Electricity Privatisation

Volume 164: debated on Monday 18 December 1989

The text on this page has been created from Hansard archive content, it may contain typographical errors.

20.

To ask the Secretary of State for Energy if he will make a statement on progress towards his announced timetable for the privatisation of the electricity industry.

42.

To ask the Secretary of State for Energy if he will make a statement on the progress of plans for the electricity privatisation share issue and related matters.

The Government remain on target to complete the privatisation of the industry within this Parliament.

75.

To ask the Secretary of State for Energy what provisions he has made to ensure a level playing field between fossil fuel industries, including coal, and nuclear fuel supplies to electricity generation subsequent to vesting day.

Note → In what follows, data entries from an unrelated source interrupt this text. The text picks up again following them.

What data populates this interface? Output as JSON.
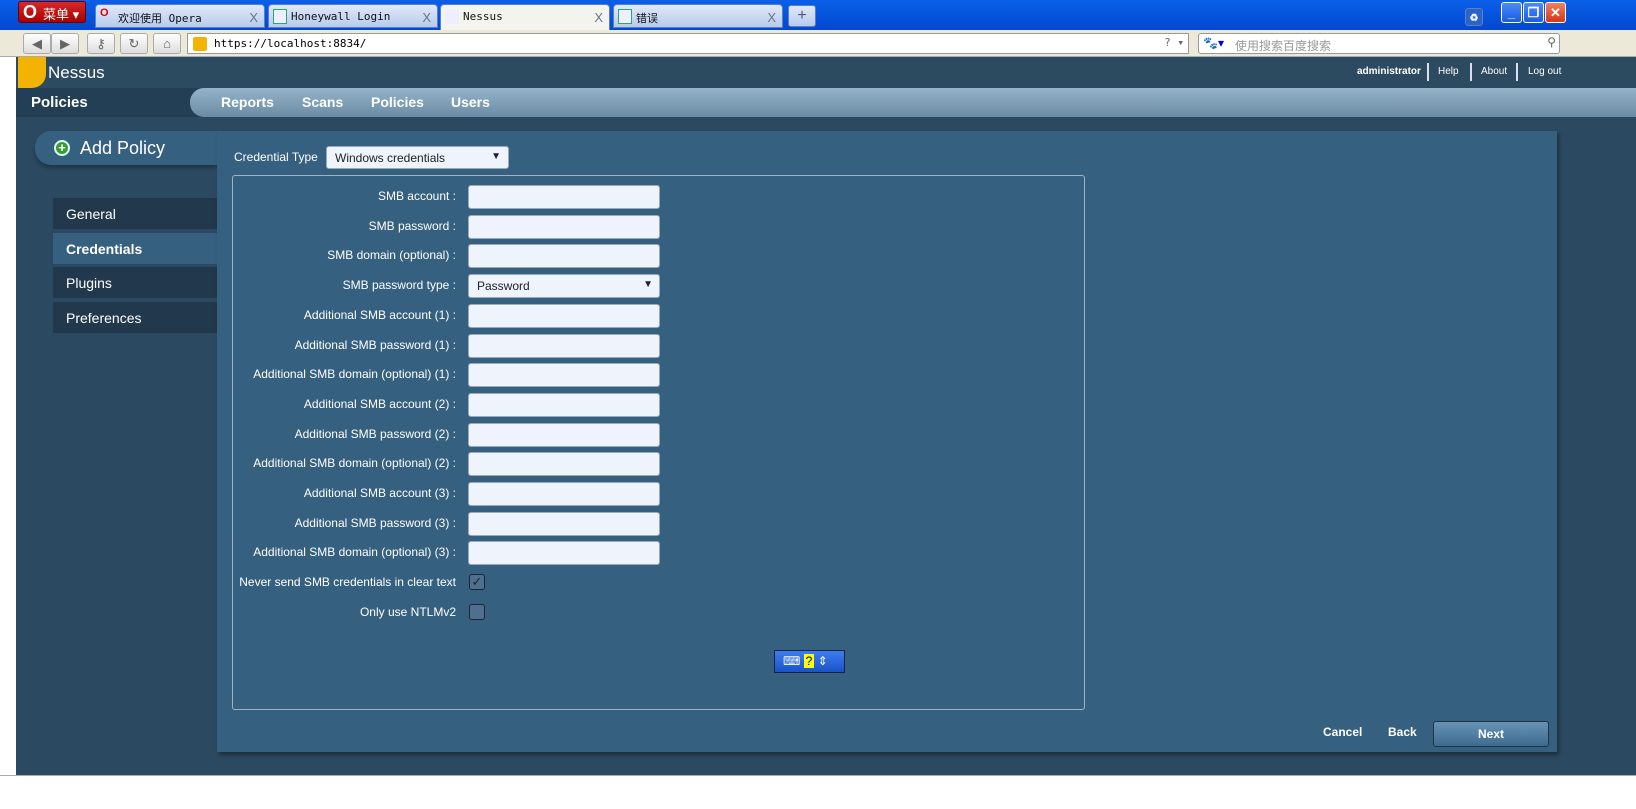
{
  "browser": {
    "menu_label": "菜单",
    "tabs": [
      {
        "title": "欢迎使用 Opera"
      },
      {
        "title": "Honeywall Login"
      },
      {
        "title": "Nessus"
      },
      {
        "title": "错误"
      }
    ],
    "url": "https://localhost:8834/",
    "search_placeholder": "使用搜索百度搜索"
  },
  "header": {
    "logo": "Nessus",
    "user": "administrator",
    "links": [
      "Help",
      "About",
      "Log out"
    ]
  },
  "nav": {
    "current": "Policies",
    "items": [
      "Reports",
      "Scans",
      "Policies",
      "Users"
    ]
  },
  "add_policy": "Add Policy",
  "sidebar": {
    "items": [
      "General",
      "Credentials",
      "Plugins",
      "Preferences"
    ],
    "active": "Credentials"
  },
  "credential_type": {
    "label": "Credential Type",
    "value": "Windows credentials"
  },
  "fields": [
    {
      "label": "SMB account :",
      "type": "text",
      "value": ""
    },
    {
      "label": "SMB password :",
      "type": "text",
      "value": ""
    },
    {
      "label": "SMB domain (optional) :",
      "type": "text",
      "value": ""
    },
    {
      "label": "SMB password type :",
      "type": "select",
      "value": "Password"
    },
    {
      "label": "Additional SMB account (1) :",
      "type": "text",
      "value": ""
    },
    {
      "label": "Additional SMB password (1) :",
      "type": "text",
      "value": ""
    },
    {
      "label": "Additional SMB domain (optional) (1) :",
      "type": "text",
      "value": ""
    },
    {
      "label": "Additional SMB account (2) :",
      "type": "text",
      "value": ""
    },
    {
      "label": "Additional SMB password (2) :",
      "type": "text",
      "value": ""
    },
    {
      "label": "Additional SMB domain (optional) (2) :",
      "type": "text",
      "value": ""
    },
    {
      "label": "Additional SMB account (3) :",
      "type": "text",
      "value": ""
    },
    {
      "label": "Additional SMB password (3) :",
      "type": "text",
      "value": ""
    },
    {
      "label": "Additional SMB domain (optional) (3) :",
      "type": "text",
      "value": ""
    },
    {
      "label": "Never send SMB credentials in clear text",
      "type": "checkbox",
      "checked": true
    },
    {
      "label": "Only use NTLMv2",
      "type": "checkbox",
      "checked": false
    }
  ],
  "footer": {
    "cancel": "Cancel",
    "back": "Back",
    "next": "Next"
  }
}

Coal will continue to be the major fuel for electricity generation for many years to come. The non-fossil fuel obligation will ensure that nuclear power continues to play a strategic role in ensuring security of supply and that renewable sources of energy will be able to fulfil their potential as soon as practicable.

68.

To ask the Secretary of State for Energy what is his latest estimate of the total cumulative cost to his departmental public expenditure so far of consultancy, advertising and advice relating to privatisation of the electricity supply industry

The total cumulative cost to my Department (as at 30 November this year) is £12·4 million.

46.

To ask the Secretary of State for Energy what provisions he has made to ensure a proper valuation of the electricity supply industry's land and property assets before vesting day.

Valuers have been appointed to value the land and property of each of the electricity supply industry bodies.

31.

To ask the Secretary of State for Energy if he will make a further statement on the likely cost implications for major industrial users of the privatisation of electricity.

Major industrial users will be able to negotiate with the supplier or generator of their choice. The introduction of competition should enable such customers to obtain competitive contracts. There will thus be a downward pressure on costs and prices.